Saturday, November 9, 2013

The Chapels of Metztitlan: Atecoxco


Formerly a visita of Metztitlan and now a dependency of nearby Metzquititlan, the little church of San Nicolás Atecoxco is one of the most delightful of the regional churches, distinguished by its fine architectural detail and prolific stone carving.

To the simple open chapel, dating from the mid 1500s, a broad, shallow nave with a classic rectangular front in the regional style was added, probably early in the following century.

Winged angel heads and fleurs de lis alternate around the grand archway of the original entry, which is set on jambs carved with twisting foliage that terminates in pomegranates on the capitals.

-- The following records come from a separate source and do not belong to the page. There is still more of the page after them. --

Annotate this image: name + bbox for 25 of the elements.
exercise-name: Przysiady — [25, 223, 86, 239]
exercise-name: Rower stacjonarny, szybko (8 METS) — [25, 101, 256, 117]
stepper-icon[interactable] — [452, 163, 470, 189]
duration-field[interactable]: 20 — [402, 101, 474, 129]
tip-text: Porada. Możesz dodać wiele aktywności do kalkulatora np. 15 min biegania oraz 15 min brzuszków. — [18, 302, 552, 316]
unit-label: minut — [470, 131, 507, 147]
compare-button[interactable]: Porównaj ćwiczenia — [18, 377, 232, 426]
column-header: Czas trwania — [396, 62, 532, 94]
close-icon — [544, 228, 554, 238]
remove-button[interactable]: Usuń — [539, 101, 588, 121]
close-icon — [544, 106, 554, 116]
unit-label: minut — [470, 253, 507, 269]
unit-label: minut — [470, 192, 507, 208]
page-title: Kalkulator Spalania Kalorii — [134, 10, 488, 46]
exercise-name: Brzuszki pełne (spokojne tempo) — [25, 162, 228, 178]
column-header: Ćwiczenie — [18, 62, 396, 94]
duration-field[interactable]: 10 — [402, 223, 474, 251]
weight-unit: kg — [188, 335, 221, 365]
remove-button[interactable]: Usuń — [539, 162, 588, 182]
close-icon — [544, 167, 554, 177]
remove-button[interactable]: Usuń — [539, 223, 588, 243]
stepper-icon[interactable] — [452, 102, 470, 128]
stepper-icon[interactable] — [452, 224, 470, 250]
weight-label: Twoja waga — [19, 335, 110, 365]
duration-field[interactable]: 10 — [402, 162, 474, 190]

 A great square alfiz above the doorway is again ornamented with winged angel heads, this time mixed with Augustinian escutcheons. It also encloses a pair of tequitqui style reliefs of the Christic monogram IHS held by more angels with elaborate, spread wings.
The plain inner doorway—a later addition—is also surmounted by a carved alfiz of undulating vines and complex rosettes.

A decorative frieze runs below the crenellated parapet of the church, also carved with winged angels displaying the Augustinian emblem of the pierced heart.

© Niccolo Brooker
 On the center battlement, another remarkable relief displays robed angels with raised, fan like wings displaying an escutcheon invoking the Holy Spirit. The presence of eleven heads inside the escudo suggests a reference to Pentecost, although the portrayal of the Habsburg Imperial insignia instead of or in place of the dove of the holy Spirit is strange.
An unusual third alfiz adorns the bell opening just below its upper cornice of the tower. Composed of fluted moldings, it encloses a trio of relief rosettes. A good sized cross in the Metztitlan style caps the tower.

The original sanctuary arch of the open chapel remains in place inside the church, carved much like the exterior archway and surmounted by part of an early mural of the Last Supper—one of the few fragments to survive of this formerly painted chapel, perhaps once adorned like its celebrated neighbor at Xoxoteco.